Citizens in the sector under the aegis of the Manufacturers Association of Nigeria (MAN) expressed this view in a press statement titled the “Position of MAN on the Report of Monetary Policy Committee Meeting on May 20-21, 2024.”
The Director General of MAN, Mr. Segun Ajayi-Kadir, who issued the statement on Thursday noted clearly that “It is evident that the Monetary Policy Committee (MPC) leans towards prioritising the financial sector over the real sector, rather than striving for a balanced approach between the two.”
Recall that the MPC recently reached a decision to raise the interest rate by 150 basis points, from 24.75 percent to 26.25 percent and opted to maintain the Cash Reserve Ratio (CRR) of deposit money banks at 45.0 percent and retain the liquidity ratio at 30.0 percent during its latest meeting.
“Furthermore, recent decisions by the MPC exacerbate these challenges by further tightening credit interventions, increasing loan costs, raising production cost, limiting fund accessibility, and eroding investment and competitiveness within the manufacturing sector,” he said.
The director general of MAN noted that the strategy of raising the MPR has persisted for nearly two years without yielding positive results.
Ajayi-Kadir stated that the probable outcomes that could be harvested from continued tightening of monetary instruments would be constraints on investment, business expansion and further decline in manufacturing competitiveness.
He said: “The combination of heightened borrowing costs and reduced liquidity will hinder manufacturers’ ability to invest in innovative technologies, expand production capacities, or venture into new markets.
“As a result, this could lead to delays or cancellations of planned initiatives, ultimately constraining the sector’s potential for growth and its overall contribution to economic growth and development.”
He, therefore, said that the CBN should explore alternative measures, particularly in addressing the underlying causes of inflation, primarily cost-push factors.
He said: “MAN, earnestly urges the MPC to carefully evaluate the effects of these monetary policy actions on both the manufacturing sector and the broader economy.
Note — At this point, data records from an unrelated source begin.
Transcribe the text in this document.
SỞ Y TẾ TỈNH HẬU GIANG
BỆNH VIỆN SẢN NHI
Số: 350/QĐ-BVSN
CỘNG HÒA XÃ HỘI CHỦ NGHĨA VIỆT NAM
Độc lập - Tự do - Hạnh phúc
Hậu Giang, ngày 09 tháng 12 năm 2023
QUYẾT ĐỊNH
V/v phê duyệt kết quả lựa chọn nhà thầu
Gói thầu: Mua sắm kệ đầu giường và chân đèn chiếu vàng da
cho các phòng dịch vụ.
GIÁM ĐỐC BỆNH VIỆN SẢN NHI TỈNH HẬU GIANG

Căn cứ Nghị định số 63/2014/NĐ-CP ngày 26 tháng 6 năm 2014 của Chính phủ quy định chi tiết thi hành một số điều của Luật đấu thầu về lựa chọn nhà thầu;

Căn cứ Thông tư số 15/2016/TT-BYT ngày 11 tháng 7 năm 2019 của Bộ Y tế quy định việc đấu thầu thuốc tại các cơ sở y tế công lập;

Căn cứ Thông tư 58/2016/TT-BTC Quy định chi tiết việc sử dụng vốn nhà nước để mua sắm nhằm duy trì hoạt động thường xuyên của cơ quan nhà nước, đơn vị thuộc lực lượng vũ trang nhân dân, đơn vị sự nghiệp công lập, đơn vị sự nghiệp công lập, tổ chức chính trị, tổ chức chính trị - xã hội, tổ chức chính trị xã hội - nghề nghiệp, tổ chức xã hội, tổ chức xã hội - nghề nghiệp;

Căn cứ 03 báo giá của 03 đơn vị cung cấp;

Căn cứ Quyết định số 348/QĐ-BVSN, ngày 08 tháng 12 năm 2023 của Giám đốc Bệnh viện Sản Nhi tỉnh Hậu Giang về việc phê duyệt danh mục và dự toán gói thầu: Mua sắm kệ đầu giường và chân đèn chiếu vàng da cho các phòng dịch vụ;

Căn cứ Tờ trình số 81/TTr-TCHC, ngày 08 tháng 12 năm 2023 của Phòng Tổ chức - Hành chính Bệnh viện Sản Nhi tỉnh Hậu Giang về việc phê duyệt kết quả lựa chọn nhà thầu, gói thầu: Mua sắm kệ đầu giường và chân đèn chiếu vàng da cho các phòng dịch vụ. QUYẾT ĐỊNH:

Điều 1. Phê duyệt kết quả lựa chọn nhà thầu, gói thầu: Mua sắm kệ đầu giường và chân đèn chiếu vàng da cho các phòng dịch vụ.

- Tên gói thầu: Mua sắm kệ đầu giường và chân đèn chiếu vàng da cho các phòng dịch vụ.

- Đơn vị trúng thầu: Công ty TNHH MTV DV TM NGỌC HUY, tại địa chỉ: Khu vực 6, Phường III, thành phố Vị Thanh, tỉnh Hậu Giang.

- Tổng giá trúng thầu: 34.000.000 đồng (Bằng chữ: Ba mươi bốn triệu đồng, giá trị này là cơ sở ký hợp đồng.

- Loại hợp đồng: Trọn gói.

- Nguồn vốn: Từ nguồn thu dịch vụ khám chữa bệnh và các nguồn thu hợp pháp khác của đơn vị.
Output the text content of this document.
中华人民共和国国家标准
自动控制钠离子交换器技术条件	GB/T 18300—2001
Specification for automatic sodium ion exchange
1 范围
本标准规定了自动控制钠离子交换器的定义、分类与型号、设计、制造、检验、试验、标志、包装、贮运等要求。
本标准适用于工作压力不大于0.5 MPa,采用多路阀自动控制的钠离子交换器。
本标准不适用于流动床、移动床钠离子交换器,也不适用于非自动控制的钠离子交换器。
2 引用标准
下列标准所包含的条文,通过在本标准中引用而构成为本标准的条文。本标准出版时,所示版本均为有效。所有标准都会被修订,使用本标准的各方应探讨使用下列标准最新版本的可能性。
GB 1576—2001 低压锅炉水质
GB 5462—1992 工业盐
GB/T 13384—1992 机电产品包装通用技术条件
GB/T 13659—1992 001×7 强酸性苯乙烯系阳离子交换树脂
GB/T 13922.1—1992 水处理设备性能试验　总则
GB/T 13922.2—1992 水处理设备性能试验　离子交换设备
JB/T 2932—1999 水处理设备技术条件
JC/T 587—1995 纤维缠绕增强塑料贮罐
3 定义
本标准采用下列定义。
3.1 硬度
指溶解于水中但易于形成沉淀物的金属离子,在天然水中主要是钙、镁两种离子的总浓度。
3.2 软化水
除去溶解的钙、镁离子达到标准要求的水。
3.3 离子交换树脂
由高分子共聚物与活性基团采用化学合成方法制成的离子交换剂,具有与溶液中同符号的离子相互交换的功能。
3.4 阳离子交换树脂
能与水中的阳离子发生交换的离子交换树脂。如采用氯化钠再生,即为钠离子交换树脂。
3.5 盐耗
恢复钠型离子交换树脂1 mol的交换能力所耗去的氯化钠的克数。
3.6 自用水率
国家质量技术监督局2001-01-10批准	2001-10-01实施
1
“Achieving a delicate equilibrium between addressing macroeconomic challenges and fostering the growth and resilience of the manufacturing industry is crucial.
He also emphasised the development of infrastructure within industrial hubs and bolstering nationwide investments in renewable energy sources to alleviate logistical expenses and enhance competitiveness.
Furthermore, he called for the reduction of the reliance of the country on imported products and raw materials by providing incentives for investment in backward integration and local sourcing to reduce the pressure on the dollar to the barest minimum.